After the war she returned to her ferrying in the Spithead. In 1948 two diesel boats started on the service, they were the ‘Brading’ and ‘Southsea’, (the latter replacing the paddle-steamer lost in the war), and a further diesel boat was added in 1951 ‘Shanklin’. They took over most of the work, doing the ferry crossing in two-thirds of the time. ‘Whippingham’ was scrapped in the late ‘50s, but ‘Sandown’ helped the other ships with the peak Summer traffic until 1965 when she was withdrawn and scrapped, leaving the ‘Ryde’ as the only paddle-steamer South of the Humber. Since then all the vessels have lost their buff livery and have been repainted in the ‘modern image’ style, the diesel vessels being slightly modified to accommodate additional seating facilities.

The triple-expansion steam engine uses 7 tons of coal a day to keep the vessel moving at a comfortable 13 knots. Obviously, the running costs are substantially higher than the diesel vessels. British Rail have considered having her converted to oil-firing but due to this involving major alterations the cost would be prohibitive. During September, last, the ‘Ryde’ went to the Pool of London for a war re-union. Her Winter months have been spent at Newhaven, and it has had a Board of Trade inspection passed, so allowing her to add some more return trips to the Island, adding to the 50,000 already completed. For the next two summers she will be working the pier services between Portsmouth and Ryde.

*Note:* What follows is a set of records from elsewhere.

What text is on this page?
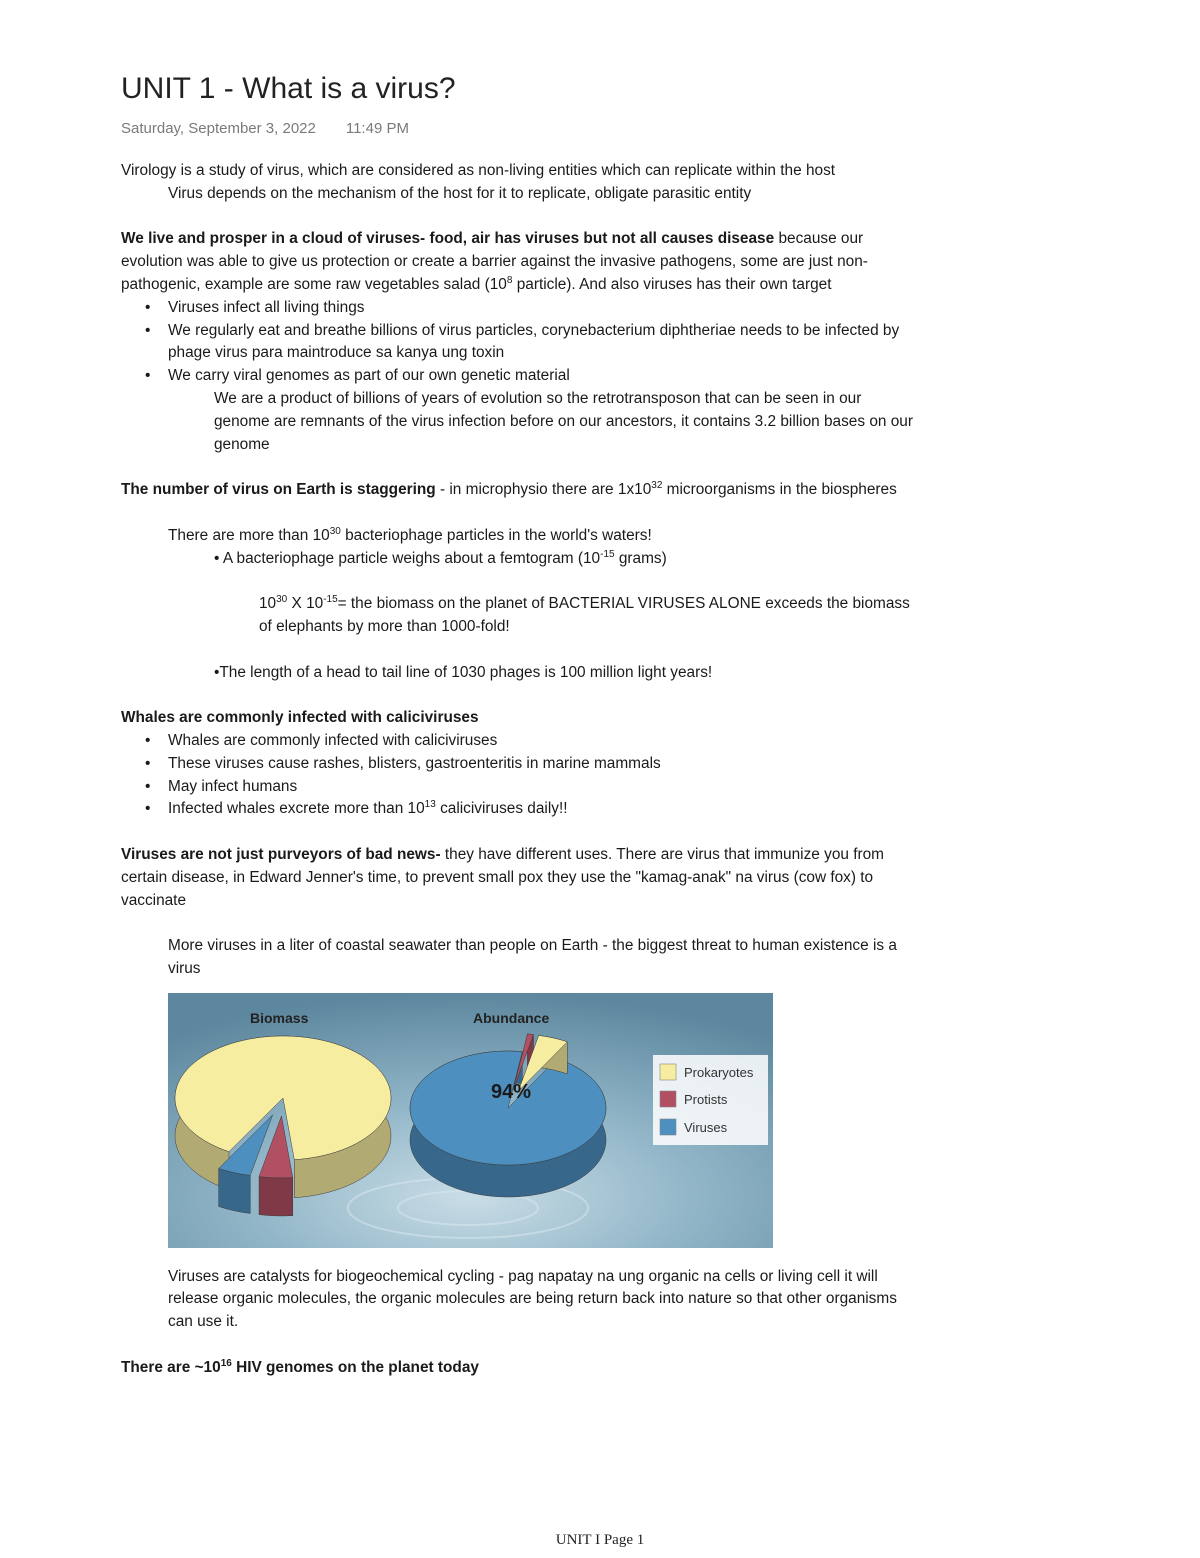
UNIT 1 - What is a virus?
Saturday, September 3, 2022 11:49 PM

Virology is a study of virus, which are considered as non-living entities which can replicate within the host

Virus depends on the mechanism of the host for it to replicate, obligate parasitic entity

We live and prosper in a cloud of viruses- food, air has viruses but not all causes disease because our evolution was able to give us protection or create a barrier against the invasive pathogens, some are just non-pathogenic, example are some raw vegetables salad ($10^8$ particle). And also viruses has their own target

• Viruses infect all living things
• We regularly eat and breathe billions of virus particles, corynebacterium diphtheriae needs to be infected by phage virus para maintroduce sa kanya ung toxin
• We carry viral genomes as part of our own genetic material

We are a product of billions of years of evolution so the retrotransposon that can be seen in our genome are remnants of the virus infection before on our ancestors, it contains 3.2 billion bases on our genome

The number of virus on Earth is staggering - in microphysio there are $1x10^{32}$ microorganisms in the biospheres

There are more than $10^{30}$ bacteriophage particles in the world's waters!

• A bacteriophage particle weighs about a femtogram ($10^{-15}$ grams)

$10^{30}$ X $10^{-15}=$ the biomass on the planet of BACTERIAL VIRUSES ALONE exceeds the biomass of elephants by more than 1000-fold!

•The length of a head to tail line of 1030 phages is 100 million light years!

Whales are commonly infected with caliciviruses

• Whales are commonly infected with caliciviruses
• These viruses cause rashes, blisters, gastroenteritis in marine mammals
• May infect humans
• Infected whales excrete more than $10^{13}$ caliciviruses daily!!

Viruses are not just purveyors of bad news- they have different uses. There are virus that immunize you from certain disease, in Edward Jenner's time, to prevent small pox they use the "kamag-anak" na virus (cow fox) to vaccinate

More viruses in a liter of coastal seawater than people on Earth - the biggest threat to human existence is a virus

Biomass	Abundance
94%
Prokaryotes
Protists
Viruses

Viruses are catalysts for biogeochemical cycling - pag napatay na ung organic na cells or living cell it will release organic molecules, the organic molecules are being return back into nature so that other organisms can use it.

There are $\sim 10^{16}$ HIV genomes on the planet today

UNIT I Page 1
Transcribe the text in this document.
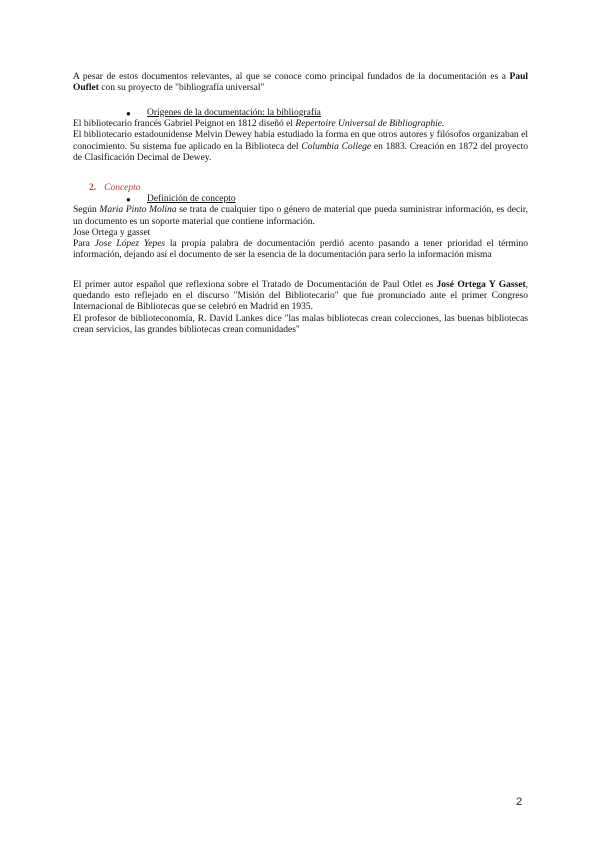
A pesar de estos documentos relevantes, al que se conoce como principal fundados de la documentación es a Paul Ouflet con su proyecto de "bibliografía universal"

● Orígenes de la documentación: la bibliografía

El bibliotecario francés Gabriel Peignot en 1812 diseñó el Repertoire Universal de Bibliographie.

El bibliotecario estadounidense Melvin Dewey había estudiado la forma en que otros autores y filósofos organizaban el conocimiento. Su sistema fue aplicado en la Biblioteca del Columbia College en 1883. Creación en 1872 del proyecto de Clasificación Decimal de Dewey.

2. Concepto
● Definición de concepto

Según Maria Pinto Molina se trata de cualquier tipo o género de material que pueda suministrar información, es decir, un documento es un soporte material que contiene información.

Jose Ortega y gasset

Para Jose López Yepes la propia palabra de documentación perdió acento pasando a tener prioridad el término información, dejando así el documento de ser la esencia de la documentación para serlo la información misma

El primer autor español que reflexiona sobre el Tratado de Documentación de Paul Otlet es José Ortega Y Gasset, quedando esto reflejado en el discurso "Misión del Bibliotecario" que fue pronunciado ante el primer Congreso Internacional de Bibliotecas que se celebró en Madrid en 1935.

El profesor de biblioteconomía, R. David Lankes dice "las malas bibliotecas crean colecciones, las buenas bibliotecas crean servicios, las grandes bibliotecas crean comunidades"

2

Also two excursions are planned; being chartered by the Coastal Cruising Association and the Paddle Steamer Preservation Society on 18th June and 7th September respectfully (sic).If you are at Portsmouth this Summer, I hope you will have ‘a ryde on the paddle’.

(Keith wishes to acknowledge assistance with information for the above from British Rail Shipping and International Services Division (Portsmouth)).


Further notes by Ken Ricketts 25/03/2018:

Wikipedia article

Sadly, it was recently (February 2018) reported that the Ryde was being broken up.